Tetapi apakah konsep “diri” merupakan sesuatu yang mantap, stabil dan utuh? Ataukah ia sesungguhnya  berada dalam ketidakpastian, selalu goyah, dan tidak pernah stabil? Pencarian tentang diri manusia sudah dimulai sejak  manusia ada. Descrates mengungkapkan bahwa manusia adalah subyek yang berfikir. Ketidaktetapan akan diakhiri dengan menegaskan bahwa “aku” adalah sesuatu yang mantap dan utuh. Namun darimana asalnya manusia menyebut dirinya sebagai sesuatu yang utuh, yang menandai berdirinya Humanisme? Premis dasar humanisme mengandaikan adanya konstruksi diri yang diangap stabil, seperti memiliki kehendak bebas dan berada diluar determinan-determinan eksternal. (http://www.e-psikologi.com)
Psikoanalisis Freud menjawab kegelisahan ini melalui konsep tiga dasar diri yaitu Id, Ego, dan Superego. Frued berkeyakinan bahwa jiwa manusia mempunyai struktur.

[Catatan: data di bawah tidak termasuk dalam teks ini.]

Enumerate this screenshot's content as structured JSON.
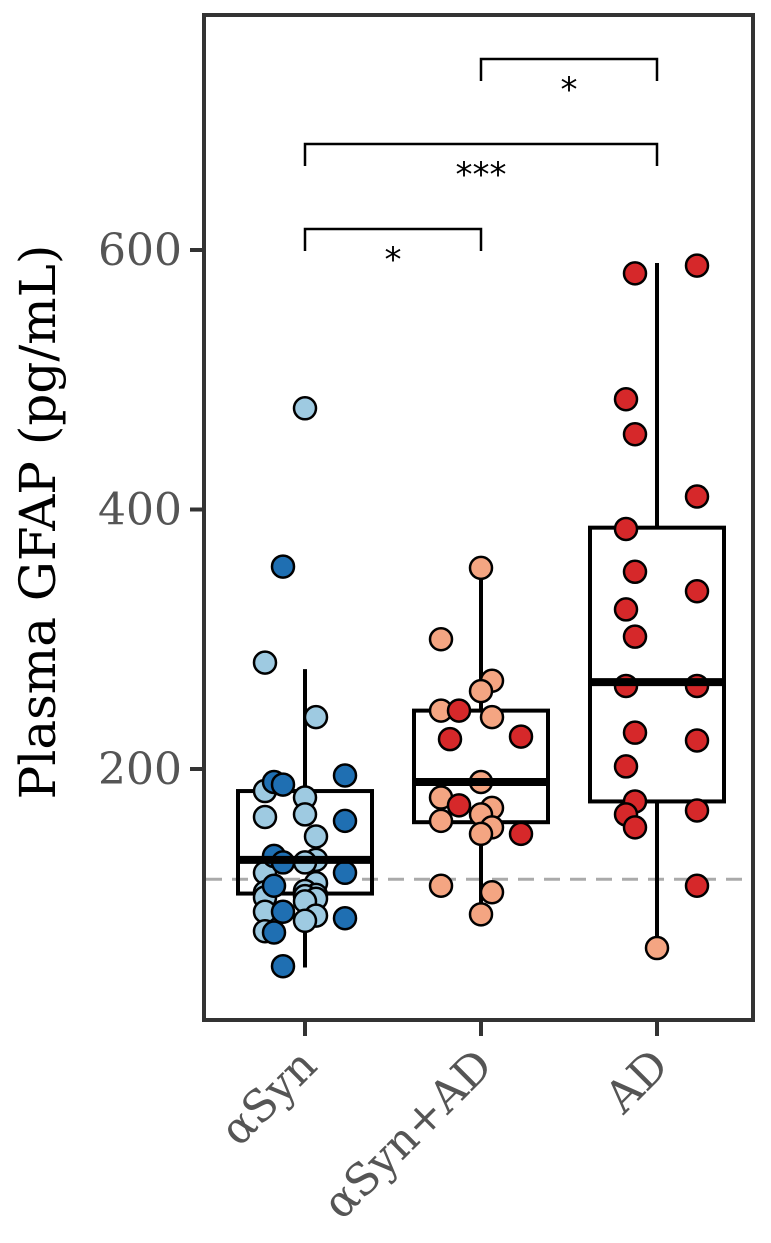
{
  "chart_data": {
    "type": "box",
    "ylabel": "Plasma GFAP (pg/mL)",
    "ylim": [
      0,
      780
    ],
    "yticks": [
      200,
      400,
      600
    ],
    "reference_line": 115,
    "categories": [
      "αSyn",
      "αSyn+AD",
      "AD"
    ],
    "boxes": [
      {
        "category": "αSyn",
        "min": 47,
        "q1": 104,
        "median": 130,
        "q3": 183,
        "max": 277
      },
      {
        "category": "αSyn+AD",
        "min": 88,
        "q1": 159,
        "median": 190,
        "q3": 245,
        "max": 355
      },
      {
        "category": "AD",
        "min": 62,
        "q1": 175,
        "median": 267,
        "q3": 386,
        "max": 590
      }
    ],
    "series": [
      {
        "category": "αSyn",
        "shade": "light",
        "values": [
          478,
          282,
          240,
          178,
          163,
          130,
          128,
          120,
          112,
          106,
          105,
          103,
          102,
          101,
          100,
          98,
          90,
          87,
          83,
          75,
          148,
          165,
          183
        ]
      },
      {
        "category": "αSyn",
        "shade": "dark",
        "values": [
          356,
          195,
          190,
          188,
          160,
          133,
          128,
          120,
          110,
          90,
          85,
          74,
          48
        ]
      },
      {
        "category": "αSyn+AD",
        "shade": "light",
        "values": [
          355,
          300,
          268,
          260,
          245,
          240,
          190,
          178,
          170,
          165,
          160,
          155,
          150,
          110,
          105,
          88
        ]
      },
      {
        "category": "αSyn+AD",
        "shade": "dark",
        "values": [
          245,
          225,
          223,
          172,
          150
        ]
      },
      {
        "category": "AD",
        "shade": "dark",
        "values": [
          582,
          588,
          485,
          458,
          410,
          385,
          352,
          337,
          323,
          302,
          264,
          264,
          228,
          222,
          202,
          175,
          168,
          165,
          155,
          110
        ]
      },
      {
        "category": "AD",
        "shade": "light",
        "values": [
          62
        ]
      }
    ],
    "colors": {
      "αSyn_light": "#9ecae1",
      "αSyn_dark": "#1f6fb2",
      "αSyn+AD_light": "#f4a582",
      "αSyn+AD_dark": "#d6282a",
      "AD_light": "#f4a582",
      "AD_dark": "#d6282a",
      "reference_line": "#aaaaaa"
    },
    "significance": [
      {
        "from": "αSyn+AD",
        "to": "AD",
        "label": "*",
        "level": 3
      },
      {
        "from": "αSyn",
        "to": "AD",
        "label": "***",
        "level": 2
      },
      {
        "from": "αSyn",
        "to": "αSyn+AD",
        "label": "*",
        "level": 1
      }
    ]
  }
}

Struktur jiwa tersebut meliputi tiga instansi atau sistem yang berbeda. Masing-masing sistem tersebut memiliki peran dan fungsi sendiri-sendiri. Keharmonisan dan keselarasan kerja sama di antara ketiganya sangat menentukan kesehatan jiwa seseorang.  Adagium Freud berbunyi Wo Es war, Soll Ich Werden (dimana ada Id disitu berpatroli Ego). Freud ingin menjawab kenyatan, melalui investigasinya, anak yang suka membangkang pada akhirnya justru menjadi orang dewasa yang beradab dan produktif. Adagium itu ingin menegaskan bahwa ketaksadaran ditentukan, dikontrol, distabilkan oleh kesadaran. (www.e-psikologi.com)

Jacques Lacan          
Bagi Jacques Lacan yang dikenal sebagai anomali psikoanalisis menggoreskan tesis terbalik atas Freud. “Ketaksadaran lah yang membentuk kesadaran”. Lacan mengatakan bahwa ego atau”Aku” (sesuatu yang dirujuk sebagai ‘diri’) hanyalah ilusi dari hasrat itu sendiri. Hasrat merupakan kodrat manusia yang selalu berada dalam kekurangan. Tetapi moment ketragisan yaitu saat kehilangan sesuatu“yang dicintai” (lepasnya bayi dari sang ibu) muncul maka sebentuk ego mesti dibentuk. Ego terbentuk melalui hasrat untuk memiliki identitas sehingga ego terbentuk oleh hasrat untuk memiliki identitas. Tetapi sekali lagi lacan mengatakan ego yang dirajut tersebut pada dasarnya adalah sesuatu yang imajiner, kesalahpengenalan yang tak mungkin ditawar.  
Lacan mengatakan bahwa ketaksadaran sepenuhnya adalah sadar akan bahasa, dan secara khusus ia terdiri dari struktur bahasa. Bertolak dari hasrat yang senantisa bergolak, Lacan kemudian memodifikasi prinsip Saussure. Bagi Lacan, tidak ada petanda yang pada akhirnya dirujuk penanda.  Semua bergelincir, bergeser, dan bersirkulasi. Suatu penanda hanya menggring kepada penanda lainya dan tidak pernah kepada petanda. Seperti halnya kata dalam sebuah kamus yang menggring kepada kata-kata lainya dan tidak pernah kepada sesuatu yang direpresentasikan oleh kata tersebut.
Namun Lacan masih menyimpan ambiguitas. Disatu sisi ia mengatakan bahwa tidak ada sebuah dasar atau dalam istilah Derrida tidak ada pusat karena keterpisahan dengan ”yang dicintai” mengandaikan kehilangan akan rasa penyatuan dan setelah itu semua hanya ilusi imajener. Di sisi lain ia masih membayangkan sebuah pusat dari tatanan simbolik yang disebutnya dengan phallus. Berbeda dengan Freud dan Suassure, masing-masing mengandaikan adanya pusat dan jaminan akan kestabilan tertentu. Freud beripjak pada Ego. Sementara Suassure meneguhkan hubungan antara penanda dan petanda yang menjamin adanya makna. Lacan sendiri mengandaikan adanya pusat:
  1. Sesuatu berupa dimensi Yang Real, suatu yang hilang setelah moment keterlepasan yang menimbulkan hasarat untuk “menjadi”.
  2. Phallus, pusat tatanan simbolik. Keduanya dihasrati oleh individu tetapi tidak akan pernah sampai.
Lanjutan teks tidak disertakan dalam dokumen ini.